In order to use logging in a header, it suffices only to include
[log.hpp](log.hpp) and use the macros. Header-only clients of logging do not
need to know the implementation selected.
To use logging in a translation unit, the TU needs to see a customization, which brings us to...
## selecting a logger
Programs can choose which logger to use by specializing the `logging::config` variable template.
Left unspecialized, the null logger will be used.
```cpp
// use libfmt logging to std::cout
template <>
inline auto logging::config<> = logging::fmt::config{std::ostream_iterator<char>{std::cout}};
```
The provided `libfmt` implementation can output to multiple destinations by constructing
`logging::fmt::config` with multiple `ostream` iterators.
***NOTE:*** Be sure that each translation unit sees the same specialization of
`logging::config<>`! Otherwise you will have an [ODR](https://en.cppreference.com/w/cpp/language/definition) violation.
## implementing a logger
Each logging implementation (configuration) provides a customization point: a
`logger` object, which must implement `log`.

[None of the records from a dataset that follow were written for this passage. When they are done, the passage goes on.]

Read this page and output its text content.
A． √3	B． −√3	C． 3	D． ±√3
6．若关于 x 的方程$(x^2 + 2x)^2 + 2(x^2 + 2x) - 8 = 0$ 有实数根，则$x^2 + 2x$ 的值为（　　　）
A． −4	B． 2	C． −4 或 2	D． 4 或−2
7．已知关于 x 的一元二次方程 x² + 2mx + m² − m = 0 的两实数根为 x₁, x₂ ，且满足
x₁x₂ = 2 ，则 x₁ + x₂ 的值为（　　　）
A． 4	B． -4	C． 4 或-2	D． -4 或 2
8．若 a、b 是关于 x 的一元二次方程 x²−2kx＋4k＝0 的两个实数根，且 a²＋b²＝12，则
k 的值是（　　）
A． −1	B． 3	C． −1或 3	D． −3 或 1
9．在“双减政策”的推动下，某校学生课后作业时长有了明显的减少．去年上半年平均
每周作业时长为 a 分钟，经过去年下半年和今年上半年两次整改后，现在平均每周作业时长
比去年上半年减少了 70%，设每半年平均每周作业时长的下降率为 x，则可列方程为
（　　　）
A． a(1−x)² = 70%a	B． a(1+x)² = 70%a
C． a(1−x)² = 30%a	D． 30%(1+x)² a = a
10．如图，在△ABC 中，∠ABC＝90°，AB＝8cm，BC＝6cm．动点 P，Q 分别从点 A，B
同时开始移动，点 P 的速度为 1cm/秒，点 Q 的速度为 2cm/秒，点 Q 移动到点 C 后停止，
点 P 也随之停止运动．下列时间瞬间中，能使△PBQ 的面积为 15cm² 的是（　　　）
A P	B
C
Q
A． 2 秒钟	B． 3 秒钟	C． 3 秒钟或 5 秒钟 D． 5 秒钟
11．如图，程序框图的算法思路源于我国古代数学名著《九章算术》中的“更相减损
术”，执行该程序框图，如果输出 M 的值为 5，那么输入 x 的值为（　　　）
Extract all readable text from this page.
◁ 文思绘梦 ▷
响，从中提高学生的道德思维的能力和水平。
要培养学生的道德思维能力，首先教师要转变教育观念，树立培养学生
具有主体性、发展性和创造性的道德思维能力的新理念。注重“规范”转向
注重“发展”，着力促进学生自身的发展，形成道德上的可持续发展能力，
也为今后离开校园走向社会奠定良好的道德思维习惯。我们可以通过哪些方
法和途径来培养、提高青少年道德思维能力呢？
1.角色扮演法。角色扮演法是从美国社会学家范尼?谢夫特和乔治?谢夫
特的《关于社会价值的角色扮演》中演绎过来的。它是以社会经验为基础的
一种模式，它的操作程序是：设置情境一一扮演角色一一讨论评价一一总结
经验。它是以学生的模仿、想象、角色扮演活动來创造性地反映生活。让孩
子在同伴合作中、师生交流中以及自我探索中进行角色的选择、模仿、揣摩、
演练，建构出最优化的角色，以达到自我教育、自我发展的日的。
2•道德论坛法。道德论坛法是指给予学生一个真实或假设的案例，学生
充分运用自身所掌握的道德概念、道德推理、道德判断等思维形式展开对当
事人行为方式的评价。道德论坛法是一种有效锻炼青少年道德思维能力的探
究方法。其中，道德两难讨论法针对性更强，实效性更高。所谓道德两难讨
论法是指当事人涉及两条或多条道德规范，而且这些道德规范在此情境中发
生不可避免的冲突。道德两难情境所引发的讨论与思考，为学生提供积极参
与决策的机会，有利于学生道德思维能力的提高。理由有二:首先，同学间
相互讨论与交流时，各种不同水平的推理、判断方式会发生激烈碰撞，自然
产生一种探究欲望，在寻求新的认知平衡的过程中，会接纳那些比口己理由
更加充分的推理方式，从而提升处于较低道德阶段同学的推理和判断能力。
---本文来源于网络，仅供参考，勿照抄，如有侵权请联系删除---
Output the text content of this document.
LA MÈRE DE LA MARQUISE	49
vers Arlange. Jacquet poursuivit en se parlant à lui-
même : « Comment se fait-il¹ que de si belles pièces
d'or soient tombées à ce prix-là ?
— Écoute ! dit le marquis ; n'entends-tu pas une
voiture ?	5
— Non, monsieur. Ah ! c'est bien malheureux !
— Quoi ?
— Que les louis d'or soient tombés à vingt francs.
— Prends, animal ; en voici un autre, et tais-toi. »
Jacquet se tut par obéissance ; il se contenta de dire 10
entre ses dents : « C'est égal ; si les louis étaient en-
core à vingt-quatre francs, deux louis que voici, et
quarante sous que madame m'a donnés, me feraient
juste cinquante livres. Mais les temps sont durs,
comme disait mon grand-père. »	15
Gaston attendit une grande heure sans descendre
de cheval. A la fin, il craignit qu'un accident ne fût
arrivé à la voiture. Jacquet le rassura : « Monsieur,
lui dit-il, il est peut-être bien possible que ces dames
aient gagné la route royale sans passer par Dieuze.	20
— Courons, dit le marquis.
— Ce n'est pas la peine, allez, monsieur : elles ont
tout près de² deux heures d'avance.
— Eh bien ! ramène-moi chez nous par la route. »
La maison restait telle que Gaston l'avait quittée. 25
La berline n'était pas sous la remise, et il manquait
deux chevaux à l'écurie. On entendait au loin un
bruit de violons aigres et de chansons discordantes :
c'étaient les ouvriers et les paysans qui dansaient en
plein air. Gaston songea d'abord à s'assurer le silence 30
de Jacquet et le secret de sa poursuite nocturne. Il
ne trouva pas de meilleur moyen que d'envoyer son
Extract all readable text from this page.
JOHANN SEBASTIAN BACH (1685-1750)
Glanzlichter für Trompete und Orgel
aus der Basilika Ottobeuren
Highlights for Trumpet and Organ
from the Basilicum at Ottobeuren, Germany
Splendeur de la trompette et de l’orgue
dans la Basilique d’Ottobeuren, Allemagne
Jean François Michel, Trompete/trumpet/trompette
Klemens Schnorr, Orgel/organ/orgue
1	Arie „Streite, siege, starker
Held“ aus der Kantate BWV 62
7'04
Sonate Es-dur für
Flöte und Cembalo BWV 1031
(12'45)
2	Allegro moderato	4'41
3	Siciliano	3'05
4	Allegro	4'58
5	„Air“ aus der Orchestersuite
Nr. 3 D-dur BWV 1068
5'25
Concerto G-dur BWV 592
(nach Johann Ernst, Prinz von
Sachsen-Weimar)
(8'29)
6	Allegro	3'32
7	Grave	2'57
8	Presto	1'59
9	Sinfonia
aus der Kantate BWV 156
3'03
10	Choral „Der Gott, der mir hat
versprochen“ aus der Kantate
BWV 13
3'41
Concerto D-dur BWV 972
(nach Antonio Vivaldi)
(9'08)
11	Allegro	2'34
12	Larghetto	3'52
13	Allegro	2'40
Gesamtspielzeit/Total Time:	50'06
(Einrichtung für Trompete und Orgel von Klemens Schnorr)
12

Therefore providing a custom implementation is a matter of defining this
structure appropriately.
```cpp
namespace my_logger {
struct config {
struct {
template <logging::level L, typename... Ts>
auto log(Ts &&...ts) -> void {
// log the ts... according to my mechanism
}
} logger;
};
}
```
To use the custom implementation, specialize `logging::config`:
```cpp
// use my logger
template <>
inline auto logging::config<> = my_logger::config{};
```
*cib* uses a libfmt-inspired convention for logging: the first argument to `log` is a format string with `{}` as format placeholders.